Am I doing this as efficiently as possible? From a string building and parsing perspective?
public FixParser
{
string FP_FixString;
int FP_m;
int FP_Lastm;
public void Go()
{
using (StreamReader reader = new StreamReader(new GZipStream(File.OpenRead(@"L:\Logs\FIX.4.2-D.messages.current.log.20140512T.gz"), CompressionMode.Decompress)))
{
string line = "";
while ( (line = reader.ReadLine()) != null)
{
InitiateFixParse(ref line);
string Symbol;
if (!GetTagString(55, out Symbol))
return;
//DO ALL OTHER PROCESSING OF TAGS HERE
}
}
public void InitiateFixParse(ref string fixString)
{
FP_Lastm = fixString.Length - 1;
FP_FixString = fixString;
FP_m = 0;
}
public bool IsEndMark()
{
if (FP_m>=FP_Lastm || FP_FixString[FP_m].Equals('\x01'))
return true;
return false;
}
public bool NextTag(out int Tag, out string ValueString)
{
Tag = 0;
ValueString = "";
if(FP_m>=FP_Lastm)
return false;
string TagString = "";
bool GettingTag=true;
while (!IsEndMark())
{
if (FP_FixString[FP_m].Equals('='))
{
GettingTag = false;
FP_m++;
}
if(GettingTag)
TagString = TagString + FP_FixString[FP_m];
else
ValueString = ValueString + FP_FixString[FP_m];
FP_m++;
}
Tag=int.Parse(TagString);
FP_m++; //Start of next Tag
return true;
}
public bool GetTagString(int Tag, out string ValueString)
{
//bool FountIt = false;
int aTag;
string aValueString;
while (NextTag(out aTag, out aValueString))
{
if (aTag == Tag)
{
ValueString = aValueString;
return true;
}
}
ValueString = "";
return false;
}
}
If you are dealing with very large files you want to avoid GC pressure as much as possible as already mentioned.
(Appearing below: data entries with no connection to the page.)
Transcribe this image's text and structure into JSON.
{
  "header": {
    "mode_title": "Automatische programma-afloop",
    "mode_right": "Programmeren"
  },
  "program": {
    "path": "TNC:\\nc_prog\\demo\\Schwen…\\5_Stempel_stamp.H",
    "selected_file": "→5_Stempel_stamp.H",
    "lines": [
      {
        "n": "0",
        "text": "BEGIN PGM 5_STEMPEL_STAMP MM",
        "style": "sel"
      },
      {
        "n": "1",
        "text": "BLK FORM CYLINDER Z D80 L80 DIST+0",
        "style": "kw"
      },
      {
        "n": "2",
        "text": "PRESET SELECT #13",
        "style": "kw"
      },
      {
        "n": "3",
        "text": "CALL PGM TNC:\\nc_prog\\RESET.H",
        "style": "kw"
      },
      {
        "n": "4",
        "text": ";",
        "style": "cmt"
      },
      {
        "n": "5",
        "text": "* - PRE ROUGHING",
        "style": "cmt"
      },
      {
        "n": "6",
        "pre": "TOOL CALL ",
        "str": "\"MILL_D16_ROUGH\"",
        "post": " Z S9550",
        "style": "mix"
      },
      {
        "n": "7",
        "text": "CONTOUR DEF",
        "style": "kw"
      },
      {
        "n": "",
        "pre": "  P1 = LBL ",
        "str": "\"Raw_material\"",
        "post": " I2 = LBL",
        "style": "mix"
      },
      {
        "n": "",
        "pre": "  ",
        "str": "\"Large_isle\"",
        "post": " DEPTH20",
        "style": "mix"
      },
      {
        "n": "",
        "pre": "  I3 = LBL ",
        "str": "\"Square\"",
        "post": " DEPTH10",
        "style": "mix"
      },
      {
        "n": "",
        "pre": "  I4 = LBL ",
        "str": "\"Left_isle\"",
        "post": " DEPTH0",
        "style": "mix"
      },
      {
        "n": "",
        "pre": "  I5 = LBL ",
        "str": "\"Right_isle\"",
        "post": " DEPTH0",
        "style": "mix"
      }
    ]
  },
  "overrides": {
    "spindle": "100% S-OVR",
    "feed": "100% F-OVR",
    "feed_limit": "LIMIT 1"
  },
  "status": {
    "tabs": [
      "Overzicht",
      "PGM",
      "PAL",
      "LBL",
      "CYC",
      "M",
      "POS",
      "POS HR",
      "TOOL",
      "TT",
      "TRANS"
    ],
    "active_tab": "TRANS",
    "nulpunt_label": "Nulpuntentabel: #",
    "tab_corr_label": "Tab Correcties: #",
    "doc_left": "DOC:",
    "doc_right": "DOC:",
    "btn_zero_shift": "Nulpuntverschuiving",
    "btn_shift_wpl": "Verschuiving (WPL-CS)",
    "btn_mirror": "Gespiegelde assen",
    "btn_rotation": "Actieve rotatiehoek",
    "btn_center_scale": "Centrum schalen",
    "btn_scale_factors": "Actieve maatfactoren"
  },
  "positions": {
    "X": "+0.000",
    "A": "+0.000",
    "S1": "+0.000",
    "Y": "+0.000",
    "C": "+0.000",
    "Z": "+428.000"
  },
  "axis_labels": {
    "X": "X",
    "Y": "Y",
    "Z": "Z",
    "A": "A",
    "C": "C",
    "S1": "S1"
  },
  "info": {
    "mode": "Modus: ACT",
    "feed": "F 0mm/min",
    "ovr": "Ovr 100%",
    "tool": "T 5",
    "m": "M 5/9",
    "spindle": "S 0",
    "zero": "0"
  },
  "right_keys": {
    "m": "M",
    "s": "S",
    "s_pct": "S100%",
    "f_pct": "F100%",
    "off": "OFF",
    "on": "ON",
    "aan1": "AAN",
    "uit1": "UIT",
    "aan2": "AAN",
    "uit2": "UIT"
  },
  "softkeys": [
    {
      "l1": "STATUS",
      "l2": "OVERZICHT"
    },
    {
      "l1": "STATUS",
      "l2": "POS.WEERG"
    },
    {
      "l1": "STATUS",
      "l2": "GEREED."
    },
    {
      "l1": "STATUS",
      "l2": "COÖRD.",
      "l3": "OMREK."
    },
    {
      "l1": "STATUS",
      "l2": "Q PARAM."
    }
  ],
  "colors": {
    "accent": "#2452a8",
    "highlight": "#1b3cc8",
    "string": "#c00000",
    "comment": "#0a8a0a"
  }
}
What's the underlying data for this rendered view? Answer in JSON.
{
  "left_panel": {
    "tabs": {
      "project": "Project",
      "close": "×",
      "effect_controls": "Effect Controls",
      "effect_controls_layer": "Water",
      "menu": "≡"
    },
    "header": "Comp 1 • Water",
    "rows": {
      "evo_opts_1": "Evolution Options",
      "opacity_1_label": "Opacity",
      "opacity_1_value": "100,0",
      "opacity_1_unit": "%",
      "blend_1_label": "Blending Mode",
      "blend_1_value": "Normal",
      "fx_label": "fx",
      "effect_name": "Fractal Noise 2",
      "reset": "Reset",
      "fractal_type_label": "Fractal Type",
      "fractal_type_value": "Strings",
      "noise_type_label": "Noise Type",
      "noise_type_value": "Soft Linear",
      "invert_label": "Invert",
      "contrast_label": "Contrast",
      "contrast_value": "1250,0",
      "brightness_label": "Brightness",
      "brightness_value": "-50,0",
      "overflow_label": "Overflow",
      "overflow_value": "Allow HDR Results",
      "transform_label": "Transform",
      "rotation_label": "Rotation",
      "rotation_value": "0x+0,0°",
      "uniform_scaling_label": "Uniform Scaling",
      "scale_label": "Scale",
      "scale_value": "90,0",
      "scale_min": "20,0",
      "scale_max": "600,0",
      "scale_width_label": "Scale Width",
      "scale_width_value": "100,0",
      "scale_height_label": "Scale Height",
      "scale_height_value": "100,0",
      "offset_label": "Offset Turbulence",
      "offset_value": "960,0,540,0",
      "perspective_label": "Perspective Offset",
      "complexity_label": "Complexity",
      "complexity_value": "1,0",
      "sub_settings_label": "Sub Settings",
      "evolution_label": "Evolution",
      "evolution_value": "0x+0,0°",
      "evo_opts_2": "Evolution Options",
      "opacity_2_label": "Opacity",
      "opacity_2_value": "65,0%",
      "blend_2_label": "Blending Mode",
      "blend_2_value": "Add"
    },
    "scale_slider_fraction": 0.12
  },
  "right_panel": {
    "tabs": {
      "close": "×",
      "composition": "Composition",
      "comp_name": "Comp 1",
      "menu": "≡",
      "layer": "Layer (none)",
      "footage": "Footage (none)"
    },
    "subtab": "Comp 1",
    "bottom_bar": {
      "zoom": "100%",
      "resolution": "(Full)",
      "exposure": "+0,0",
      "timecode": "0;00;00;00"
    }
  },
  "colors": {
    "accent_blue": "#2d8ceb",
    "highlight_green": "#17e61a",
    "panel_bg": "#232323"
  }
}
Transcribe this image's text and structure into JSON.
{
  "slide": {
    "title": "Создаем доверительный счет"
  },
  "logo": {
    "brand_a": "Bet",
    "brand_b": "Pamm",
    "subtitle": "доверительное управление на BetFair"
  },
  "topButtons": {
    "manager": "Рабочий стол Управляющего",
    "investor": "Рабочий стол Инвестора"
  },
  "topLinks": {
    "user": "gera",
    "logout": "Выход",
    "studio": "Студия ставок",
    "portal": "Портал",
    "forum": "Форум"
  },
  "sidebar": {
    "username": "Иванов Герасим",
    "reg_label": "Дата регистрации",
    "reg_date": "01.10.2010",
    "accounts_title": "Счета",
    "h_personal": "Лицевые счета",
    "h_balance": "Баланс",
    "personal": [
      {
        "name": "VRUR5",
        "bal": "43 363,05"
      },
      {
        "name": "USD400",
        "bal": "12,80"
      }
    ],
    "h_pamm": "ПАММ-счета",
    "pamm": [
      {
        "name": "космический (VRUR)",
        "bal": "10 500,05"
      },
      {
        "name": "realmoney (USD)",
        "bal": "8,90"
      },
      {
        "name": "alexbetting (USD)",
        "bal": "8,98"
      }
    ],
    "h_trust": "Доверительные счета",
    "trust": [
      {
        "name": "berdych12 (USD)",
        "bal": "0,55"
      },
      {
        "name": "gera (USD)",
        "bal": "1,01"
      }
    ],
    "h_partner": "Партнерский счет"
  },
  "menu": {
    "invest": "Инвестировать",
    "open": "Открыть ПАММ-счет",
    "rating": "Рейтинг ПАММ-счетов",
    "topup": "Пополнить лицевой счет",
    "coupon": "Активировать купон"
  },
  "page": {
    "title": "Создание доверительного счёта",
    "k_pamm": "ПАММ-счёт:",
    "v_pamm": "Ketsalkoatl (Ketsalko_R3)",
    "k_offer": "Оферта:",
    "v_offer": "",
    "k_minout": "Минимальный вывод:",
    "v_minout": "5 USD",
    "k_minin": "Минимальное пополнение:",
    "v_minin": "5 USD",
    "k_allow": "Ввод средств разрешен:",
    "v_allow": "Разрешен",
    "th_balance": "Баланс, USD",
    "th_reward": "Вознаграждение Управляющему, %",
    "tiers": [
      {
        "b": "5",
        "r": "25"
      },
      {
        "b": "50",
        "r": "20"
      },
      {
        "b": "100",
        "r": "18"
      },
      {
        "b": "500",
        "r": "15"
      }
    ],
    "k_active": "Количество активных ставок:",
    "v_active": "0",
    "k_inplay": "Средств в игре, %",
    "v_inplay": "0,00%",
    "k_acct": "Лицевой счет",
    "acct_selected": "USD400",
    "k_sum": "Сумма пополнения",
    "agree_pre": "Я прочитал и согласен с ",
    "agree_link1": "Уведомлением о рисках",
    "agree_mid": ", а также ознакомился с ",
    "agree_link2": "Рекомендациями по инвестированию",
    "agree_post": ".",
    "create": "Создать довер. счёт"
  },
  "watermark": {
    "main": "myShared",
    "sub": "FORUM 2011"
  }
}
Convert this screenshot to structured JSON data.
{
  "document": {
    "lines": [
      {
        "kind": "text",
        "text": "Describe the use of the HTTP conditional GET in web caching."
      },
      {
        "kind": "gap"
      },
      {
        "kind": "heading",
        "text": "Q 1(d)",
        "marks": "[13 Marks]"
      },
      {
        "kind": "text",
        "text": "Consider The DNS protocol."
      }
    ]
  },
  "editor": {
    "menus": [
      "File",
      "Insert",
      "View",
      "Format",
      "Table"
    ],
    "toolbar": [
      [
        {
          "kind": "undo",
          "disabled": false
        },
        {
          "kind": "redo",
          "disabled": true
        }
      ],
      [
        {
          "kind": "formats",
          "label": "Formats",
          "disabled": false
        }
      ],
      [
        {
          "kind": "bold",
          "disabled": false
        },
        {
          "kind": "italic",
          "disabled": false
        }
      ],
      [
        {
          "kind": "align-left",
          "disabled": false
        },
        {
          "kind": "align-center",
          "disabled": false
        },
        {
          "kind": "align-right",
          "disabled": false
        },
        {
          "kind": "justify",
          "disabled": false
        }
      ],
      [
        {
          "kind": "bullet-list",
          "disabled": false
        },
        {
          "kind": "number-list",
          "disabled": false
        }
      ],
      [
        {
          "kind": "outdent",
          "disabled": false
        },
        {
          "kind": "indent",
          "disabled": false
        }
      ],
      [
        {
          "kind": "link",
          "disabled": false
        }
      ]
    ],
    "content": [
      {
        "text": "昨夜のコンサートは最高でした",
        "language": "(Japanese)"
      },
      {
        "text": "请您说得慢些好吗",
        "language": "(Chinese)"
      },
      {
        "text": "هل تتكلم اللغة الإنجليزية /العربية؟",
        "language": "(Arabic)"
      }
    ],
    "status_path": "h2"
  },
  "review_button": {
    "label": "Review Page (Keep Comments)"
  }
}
StringBuilder helps but you are still creating a StringBuilder instance. Some quick wins:
if (GettingTag)
{
//TagString = TagString + FP_FixString[FP_m];
Tag = Tag * 10 + ((byte)FP_FixString[FP_m] -48);
}// This reduces time by about 40%
//Tag = int.Parse(TagString);
The code below reduces the time even further (reduces to 50% of original):
int valueStart = 0;
while (!IsEndMark())
{
if (FP_FixString[FP_m].Equals('='))
{
GettingTag = false;
FP_m++;
valueStart = FP_m;
}
if (GettingTag)
{
//TagString = TagString + FP_FixString[FP_m];
Tag = Tag * 10 + ((byte)FP_FixString[FP_m] -48);
}
//else
//ValueString = ValueString + FP_FixString[FP_m];
FP_m++;
}
ValueString = FP_FixString.Substring(valueStart, FP_m - valueStart);
//Tag = int.Parse(TagString);
FP_m++; //Start of next Tag
I havent looked at the code further.